# FUNNY VIDEO! The danger in hitting your max!



## stangalang (Nov 27, 2009)

Yep thats solid iron!


----------



## PJM (Jan 23, 2010)

what an idiot, hope he was too embarrased to ever show his face in the gym again.


----------



## Th3Doctor (Feb 2, 2010)

sh*t the bed!! I bet that hurt like a bastid


----------



## stangalang (Nov 27, 2009)

I know right, face full of iron! But laughing at him WTF. Thats either a friend, trainer or spotter:wall:


----------



## Miglior (Feb 12, 2006)

I would have pissed myself if I saw that!


----------



## oval (Feb 14, 2010)

it was funny until i saw what his face hit


----------



## stangalang (Nov 27, 2009)

oval said:


> it was funny until i saw what his face hit


Thats what i am saying, i would expect better from my gym partners, much better!


----------



## Thomsen! (Jun 7, 2010)

Did he faint?

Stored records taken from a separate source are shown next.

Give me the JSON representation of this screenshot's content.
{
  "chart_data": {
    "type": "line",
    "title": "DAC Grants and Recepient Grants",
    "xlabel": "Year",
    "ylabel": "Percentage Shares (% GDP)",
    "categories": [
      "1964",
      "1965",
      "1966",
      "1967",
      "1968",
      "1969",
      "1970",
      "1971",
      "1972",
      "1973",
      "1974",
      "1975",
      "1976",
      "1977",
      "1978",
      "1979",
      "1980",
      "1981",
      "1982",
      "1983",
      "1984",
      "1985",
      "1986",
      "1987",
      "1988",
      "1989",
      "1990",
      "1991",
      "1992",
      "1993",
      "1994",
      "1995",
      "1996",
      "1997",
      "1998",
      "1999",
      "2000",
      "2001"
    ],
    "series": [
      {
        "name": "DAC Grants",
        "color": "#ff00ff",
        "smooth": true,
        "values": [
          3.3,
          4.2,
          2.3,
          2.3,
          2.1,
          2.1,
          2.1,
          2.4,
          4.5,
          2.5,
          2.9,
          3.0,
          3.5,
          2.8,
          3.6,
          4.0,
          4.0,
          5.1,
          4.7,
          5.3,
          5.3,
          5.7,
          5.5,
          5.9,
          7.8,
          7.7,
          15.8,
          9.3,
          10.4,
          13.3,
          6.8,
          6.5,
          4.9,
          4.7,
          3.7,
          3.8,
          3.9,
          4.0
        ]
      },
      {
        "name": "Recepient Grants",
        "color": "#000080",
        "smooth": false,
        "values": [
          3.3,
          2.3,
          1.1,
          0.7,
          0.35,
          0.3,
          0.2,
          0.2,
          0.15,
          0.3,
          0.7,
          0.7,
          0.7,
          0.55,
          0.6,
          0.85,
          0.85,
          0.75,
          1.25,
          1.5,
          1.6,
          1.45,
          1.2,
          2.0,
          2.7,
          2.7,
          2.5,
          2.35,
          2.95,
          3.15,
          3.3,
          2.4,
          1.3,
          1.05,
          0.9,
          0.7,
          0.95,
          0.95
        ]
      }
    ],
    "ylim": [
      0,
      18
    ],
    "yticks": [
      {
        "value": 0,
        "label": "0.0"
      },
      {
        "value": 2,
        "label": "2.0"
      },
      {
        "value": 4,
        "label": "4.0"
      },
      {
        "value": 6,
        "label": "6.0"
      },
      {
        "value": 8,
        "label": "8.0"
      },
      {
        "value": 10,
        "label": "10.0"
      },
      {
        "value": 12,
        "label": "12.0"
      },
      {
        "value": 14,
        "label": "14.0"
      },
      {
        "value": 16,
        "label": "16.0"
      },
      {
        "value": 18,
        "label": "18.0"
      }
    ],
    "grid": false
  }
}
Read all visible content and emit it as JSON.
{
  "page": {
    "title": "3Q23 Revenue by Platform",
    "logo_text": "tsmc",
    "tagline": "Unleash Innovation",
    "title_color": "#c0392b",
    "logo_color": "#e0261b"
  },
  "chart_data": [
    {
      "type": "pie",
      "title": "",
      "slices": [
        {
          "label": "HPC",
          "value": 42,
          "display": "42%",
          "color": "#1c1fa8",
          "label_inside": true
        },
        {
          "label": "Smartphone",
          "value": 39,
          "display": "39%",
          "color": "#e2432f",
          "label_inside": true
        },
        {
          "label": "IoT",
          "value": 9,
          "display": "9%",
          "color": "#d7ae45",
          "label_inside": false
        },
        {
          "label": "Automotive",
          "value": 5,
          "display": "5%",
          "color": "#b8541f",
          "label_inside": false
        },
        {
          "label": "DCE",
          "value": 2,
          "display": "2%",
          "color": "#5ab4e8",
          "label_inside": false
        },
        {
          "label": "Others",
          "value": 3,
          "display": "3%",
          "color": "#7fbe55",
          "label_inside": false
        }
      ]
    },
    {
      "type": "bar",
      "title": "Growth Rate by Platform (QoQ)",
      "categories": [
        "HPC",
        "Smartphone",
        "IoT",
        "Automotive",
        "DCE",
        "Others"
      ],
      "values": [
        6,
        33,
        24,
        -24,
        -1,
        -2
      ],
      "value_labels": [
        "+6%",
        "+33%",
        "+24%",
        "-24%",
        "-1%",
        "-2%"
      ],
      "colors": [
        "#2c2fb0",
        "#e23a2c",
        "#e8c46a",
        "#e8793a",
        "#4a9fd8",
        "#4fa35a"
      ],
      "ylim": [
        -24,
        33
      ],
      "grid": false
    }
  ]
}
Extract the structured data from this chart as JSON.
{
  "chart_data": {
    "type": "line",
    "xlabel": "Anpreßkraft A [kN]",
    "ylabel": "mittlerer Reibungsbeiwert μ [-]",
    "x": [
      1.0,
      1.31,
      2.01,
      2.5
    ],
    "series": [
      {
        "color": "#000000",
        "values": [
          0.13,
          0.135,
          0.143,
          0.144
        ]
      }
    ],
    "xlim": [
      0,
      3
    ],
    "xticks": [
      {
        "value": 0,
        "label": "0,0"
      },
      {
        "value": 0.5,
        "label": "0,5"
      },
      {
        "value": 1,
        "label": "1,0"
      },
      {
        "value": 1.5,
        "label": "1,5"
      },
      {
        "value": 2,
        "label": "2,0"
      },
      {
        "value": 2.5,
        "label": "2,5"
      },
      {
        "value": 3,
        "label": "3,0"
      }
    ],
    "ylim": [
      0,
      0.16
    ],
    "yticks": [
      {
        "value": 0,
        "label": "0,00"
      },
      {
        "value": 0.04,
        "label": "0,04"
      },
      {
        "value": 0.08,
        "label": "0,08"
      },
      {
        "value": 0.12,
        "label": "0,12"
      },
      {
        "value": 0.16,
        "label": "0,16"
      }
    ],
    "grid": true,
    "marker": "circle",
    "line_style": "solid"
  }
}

Trip on something?


----------



## Scatty (Oct 1, 2010)

:lol:


----------



## stangalang (Nov 27, 2009)

Thomsen! said:


> Did he faint? Trip on something?


He passed out :thumb:


----------



## ant_s (Jan 29, 2009)

wow, bet that hurt alot, but i'm guessing if he passed out before he hit it that will make it better. Wonder why he passed out, lack of oxygen?

Also I laughed when i saw it but soon as i saw what he hit I would of stopped filming.


----------